経済以外の国際○○交流のセミナーや、日本B国△△交流のセミナーなどに関して、ときどき思うことなのだけど、国際マクロ経済学の政策論を援用できないものだろうか。特に、ミルトン・フリードマン流の卓見は使えないのだろうか。

ご存じのように、ミルトン・フリードマンは卓抜な比喩を使いながら、国際マクロ経済の政策論をおこなった。例えば、変動為替レート制の良さをサマータイムを利用して議論した。日中の太陽を利用しようと思えば、実質で1時間早く早起きすればいい、1時間早く始業すればいい。その時に、方法は二つある。時間の進み方を変えずに、起床時間を午前6時から午前5時に変える、始業時間を午前9時から午前8時に変える。このようにすると、経済の諸所の時間(スケジュール)を全て書きかえることになってしまう。それは面倒だ。費用がかかる。フリードマンが提案したもう一つの方法はサマータイムである。サマータイム導入で時間を一時間進めることにより、我々の起床時間は午前6時のまま実際は1時間早くなる。フリードマンは、為替レートの調整により、賃金を個別個別の業種・企業において低くしなくても競争力が回復できることを議論した。

マクロの議論って本質的にこういうものだと思う。何かそのイシューにおける「為替レート」のようなものを見つけ出して、それをどう調整していくか議論することだと思う。つまり、起床時間をall Japanで個別に午前6時から午前5時に変えるにはどうしたらいいか、というのはあまり質の高いマクロの議論ではないと思う。非常に手間のかかる労多い作業だ。それをマクロで議論するってこと自体も不毛だ。そういうことはミクロの現場に任せておけばいい。ミクロの現場では、起床時間を一分早めるのにどういう工夫が必要か、いつもいつも議論して、実験して、フィードバックしている。現場ってそういうものだ。

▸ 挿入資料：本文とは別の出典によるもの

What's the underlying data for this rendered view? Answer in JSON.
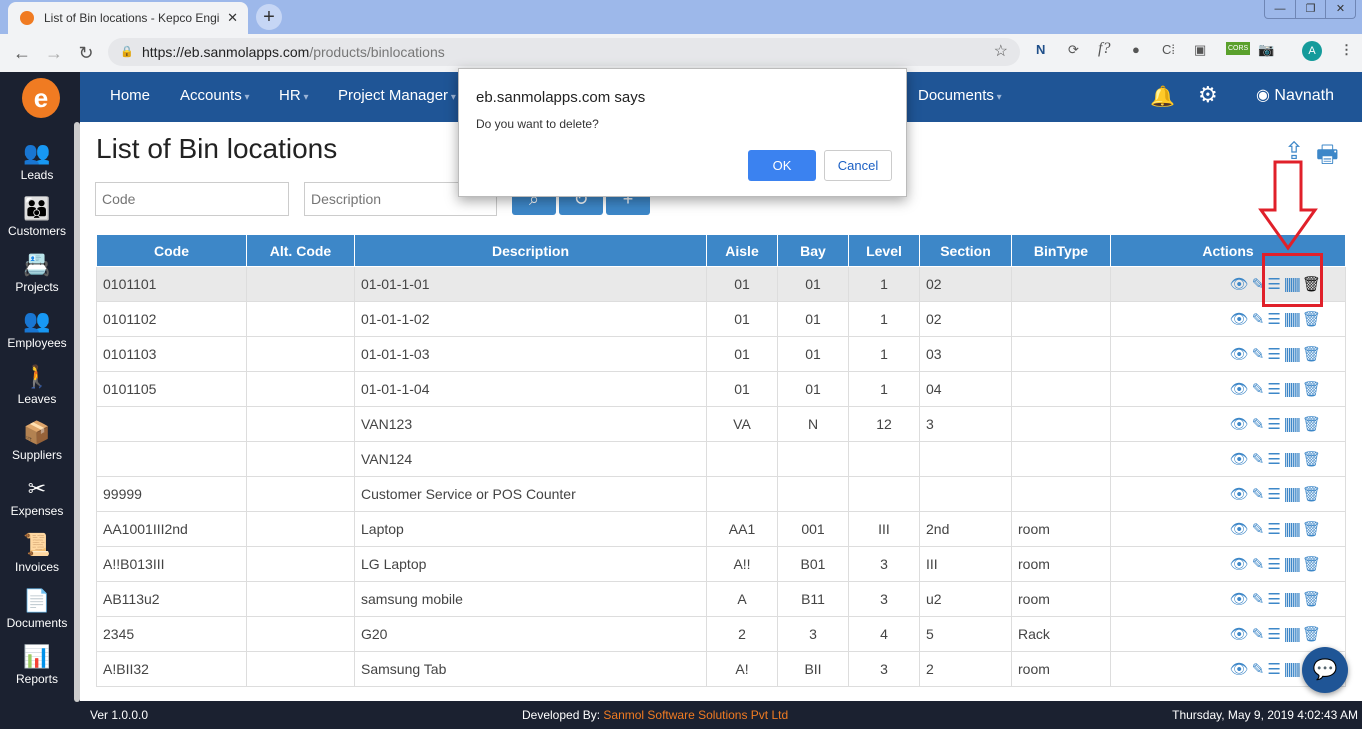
{
  "browser": {
    "tab_title": "List of Bin locations - Kepco Engi",
    "url_host": "https://eb.sanmolapps.com",
    "url_path": "/products/binlocations",
    "profile_initial": "A",
    "extensions": [
      "N",
      "⟳",
      "f?",
      "●",
      "C⁞",
      "▣",
      "CORS",
      "📷"
    ]
  },
  "sidebar": {
    "items": [
      {
        "label": "Leads",
        "icon": "👥"
      },
      {
        "label": "Customers",
        "icon": "👪"
      },
      {
        "label": "Projects",
        "icon": "📇"
      },
      {
        "label": "Employees",
        "icon": "👥"
      },
      {
        "label": "Leaves",
        "icon": "🚶"
      },
      {
        "label": "Suppliers",
        "icon": "📦"
      },
      {
        "label": "Expenses",
        "icon": "✂"
      },
      {
        "label": "Invoices",
        "icon": "📜"
      },
      {
        "label": "Documents",
        "icon": "📄"
      },
      {
        "label": "Reports",
        "icon": "📊"
      }
    ]
  },
  "topnav": {
    "items": [
      "Home",
      "Accounts",
      "HR",
      "Project Manager",
      "Documents"
    ],
    "user": "Navnath"
  },
  "page": {
    "title": "List of Bin locations",
    "code_placeholder": "Code",
    "description_placeholder": "Description"
  },
  "table": {
    "headers": [
      "Code",
      "Alt. Code",
      "Description",
      "Aisle",
      "Bay",
      "Level",
      "Section",
      "BinType",
      "Actions"
    ],
    "rows": [
      [
        "0101101",
        "",
        "01-01-1-01",
        "01",
        "01",
        "1",
        "02",
        ""
      ],
      [
        "0101102",
        "",
        "01-01-1-02",
        "01",
        "01",
        "1",
        "02",
        ""
      ],
      [
        "0101103",
        "",
        "01-01-1-03",
        "01",
        "01",
        "1",
        "03",
        ""
      ],
      [
        "0101105",
        "",
        "01-01-1-04",
        "01",
        "01",
        "1",
        "04",
        ""
      ],
      [
        "",
        "",
        "VAN123",
        "VA",
        "N",
        "12",
        "3",
        ""
      ],
      [
        "",
        "",
        "VAN124",
        "",
        "",
        "",
        "",
        ""
      ],
      [
        "99999",
        "",
        "Customer Service or POS Counter",
        "",
        "",
        "",
        "",
        ""
      ],
      [
        "AA1001III2nd",
        "",
        "Laptop",
        "AA1",
        "001",
        "III",
        "2nd",
        "room"
      ],
      [
        "A!!B013III",
        "",
        "LG Laptop",
        "A!!",
        "B01",
        "3",
        "III",
        "room"
      ],
      [
        "AB113u2",
        "",
        "samsung mobile",
        "A",
        "B11",
        "3",
        "u2",
        "room"
      ],
      [
        "2345",
        "",
        "G20",
        "2",
        "3",
        "4",
        "5",
        "Rack"
      ],
      [
        "A!BII32",
        "",
        "Samsung Tab",
        "A!",
        "BII",
        "3",
        "2",
        "room"
      ]
    ]
  },
  "dialog": {
    "title": "eb.sanmolapps.com says",
    "message": "Do you want to delete?",
    "ok": "OK",
    "cancel": "Cancel"
  },
  "footer": {
    "version": "Ver 1.0.0.0",
    "developed_by": "Developed By:",
    "company": "Sanmol Software Solutions Pvt Ltd",
    "datetime": "Thursday, May 9, 2019 4:02:43 AM"
  },
  "colors": {
    "nav": "#1f5596",
    "table_header": "#3d87c8",
    "sidebar": "#1b2130",
    "accent": "#f07b22",
    "highlight": "#e0202a"
  }
}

日米教育交流で学生のmindsetを留学に向かわせようと変革しようとマクロで議論しているセミナーには、そういう労多さ感が漂う。否、漂っていなくてはいけない。端的に、それは「しごき主義」だ。確かに、学生がpro留学になるmindsetを持てば、留学の数は増えるだろう。しかし、それは労多いミクロの議論で、マクロの議論ではない。マクロの議論とは、何が「為替レート」なのか、それを調整していけばマクロの変数がどう増えるのか、実証するとどうなるのか、そういう議論だろう。もちろん、ミクロの参加者は学生のmindsetを議論する。それが現場だからだ。しかし、マクロの議論をするってことはそれだけでは済まない。マクロの研究者は「為替レート」の議論をしなければいけない。ミクロの議論だけなら、マクロの議論やセミナーは総じて不要だろう。

教育のマクロの研究者は、何が「為替レート」なのか考えているのだろう。いつかそれを教えてもらおう。そうでなければ、マクロの研究課題は無い。全てがミクロだ。